S&p 500 index records worst September since ’02
September was the worst month for the Standard & Poor’s 500 index since 2002. From AIG to Lehman Brothers to Washington Mutual, a litany of corporate failures and bailouts helped drag the index down 9.1 percent, its worst monthly showing since September of that year, when it lost 11 percent. Still, the index ended down 8.9 percent for the third quarter. That’s not even the worst decline of the year. It lost 9.9 percent in the first quarter.
Philippines a harbor.
Overseas markets offered little protection from the maelstrom that thrashed U.S. stocks in the third quarter. The MSCI Emerging Market index fell 27.6 percent, its worst quarterly showing ever, according to Merrill Lynch strategist Michael Hartnett.

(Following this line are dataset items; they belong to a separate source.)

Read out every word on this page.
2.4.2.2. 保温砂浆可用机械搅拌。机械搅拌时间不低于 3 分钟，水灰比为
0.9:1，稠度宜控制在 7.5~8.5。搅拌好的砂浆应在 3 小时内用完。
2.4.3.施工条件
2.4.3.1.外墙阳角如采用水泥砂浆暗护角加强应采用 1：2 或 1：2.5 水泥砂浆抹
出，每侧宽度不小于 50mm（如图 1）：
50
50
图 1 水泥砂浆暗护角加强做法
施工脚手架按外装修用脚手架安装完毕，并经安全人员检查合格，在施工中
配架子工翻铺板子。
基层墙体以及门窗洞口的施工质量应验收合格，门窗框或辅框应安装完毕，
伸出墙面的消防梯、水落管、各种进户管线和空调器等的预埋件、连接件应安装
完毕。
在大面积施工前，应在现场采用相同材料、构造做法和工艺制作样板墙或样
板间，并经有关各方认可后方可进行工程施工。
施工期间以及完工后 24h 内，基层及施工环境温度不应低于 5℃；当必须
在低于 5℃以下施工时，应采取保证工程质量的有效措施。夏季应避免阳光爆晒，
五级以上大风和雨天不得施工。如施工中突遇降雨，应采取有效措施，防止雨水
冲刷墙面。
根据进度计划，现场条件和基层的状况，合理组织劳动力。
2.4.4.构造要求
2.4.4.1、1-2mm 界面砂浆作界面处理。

Russia’s market lost nearly half its value over the quarter, slammed by weakening oil prices and military tensions surrounding Georgia. In fact, only one market out of 52 tracked by Standard & Poor’s was able to eke out a gain: the Philippines, which was just barely in the black with a rise of 0.04 percent.
Capitol “F.”
Wall Street was fixated on Capitol Hill last week, tracking the prospects for a bailout plan to cleanse banks’ balance sheets of troubled mortgage-backed securities.
As the House and Senate debated its merits, the Center for Economic and Entrepreneurial Literacy tallied up congressional members with backgrounds in economics. It found only 15 percent with degrees in the business, economics or finance fields.
“Financial literacy is woefully inadequate in this country, and we have been advocating for increased education in economics and personal finance in American public schools,” says James Bowers, the group’s managing director. “But after watching the events of this week, a crash course on Capitol Hill might not be a bad place to start.”
Bond bombshell.
During September alone, Standard & Poor’s recorded nine corporate bond defaults, including ones by Lehman Brothers, Washington Mutual and their subsidiaries. That’s more than half as many as 2007’s full-year total of 16.
The defaults spanned many industries, affecting such companies as Motor Coach Industries International, a maker of luxury and commuter buses, and HRP Myrtle Beach Holdings, which opened a Hard Rock themed amusement park in South Carolina.